Kiefel CJ, Bell and Keane JJ say that the only claim is one for damages. They essentially adopt the Holmesian error that the right to damages arises because the parties have bargained for it ([20]), and so governs their relationship after termination.
Very fortunately, the majority refuse to change the common law of Australia, and hold that Australian law remains in line with the rest of the common law world in allowing a claim for a quantum meruit in the alternative . (Nettle, Gordon and Edelman JJ, with a separate judgment from Gageler J.) It would be very odd indeed if a claim for restitution were available if the contract were unenforceable, but not where it wasn’t (David Securities v Commonwealth Bank of Oz [1992] HCA 48, a case that is curiously cited but undiscussed).

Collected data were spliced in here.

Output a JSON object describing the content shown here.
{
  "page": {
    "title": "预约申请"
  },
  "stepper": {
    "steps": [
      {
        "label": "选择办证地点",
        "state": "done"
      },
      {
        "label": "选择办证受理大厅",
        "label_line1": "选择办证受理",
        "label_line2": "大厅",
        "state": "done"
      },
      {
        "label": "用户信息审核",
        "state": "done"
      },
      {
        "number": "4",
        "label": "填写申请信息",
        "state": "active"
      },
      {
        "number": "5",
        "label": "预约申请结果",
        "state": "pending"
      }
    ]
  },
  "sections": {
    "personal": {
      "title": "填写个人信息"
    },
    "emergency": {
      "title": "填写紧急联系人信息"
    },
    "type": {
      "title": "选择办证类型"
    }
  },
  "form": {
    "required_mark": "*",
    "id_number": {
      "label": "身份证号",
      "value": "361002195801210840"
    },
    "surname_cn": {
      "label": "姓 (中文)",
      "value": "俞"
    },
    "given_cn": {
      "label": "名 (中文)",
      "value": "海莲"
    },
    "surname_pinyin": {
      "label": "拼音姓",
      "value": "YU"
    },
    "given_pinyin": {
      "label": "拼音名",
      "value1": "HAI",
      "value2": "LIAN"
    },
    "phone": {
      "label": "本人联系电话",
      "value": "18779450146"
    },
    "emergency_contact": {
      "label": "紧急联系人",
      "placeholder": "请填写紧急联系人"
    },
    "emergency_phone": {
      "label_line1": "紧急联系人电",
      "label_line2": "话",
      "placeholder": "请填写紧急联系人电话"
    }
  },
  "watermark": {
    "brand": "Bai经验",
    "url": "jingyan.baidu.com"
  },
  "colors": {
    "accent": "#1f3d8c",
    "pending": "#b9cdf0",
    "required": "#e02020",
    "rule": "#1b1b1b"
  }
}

The only other interesting issue for the majority is that old chestnut of whether the contract price provided a cap (ie could the claimant ever recover more than they would have received if they had completed that stage of the work and so have had an accrued contractual right to payment)?
Here I prefer Gageler J’s judgment who, straightforwardly, says no ([105]). Nettle, Gordon and Edelman JJ rather weakly say usually no ([215]-[216]) without really giving an example of when it might be ok to escape the contract price.
A good case for students, that will become a staple in teaching Australian law I expect.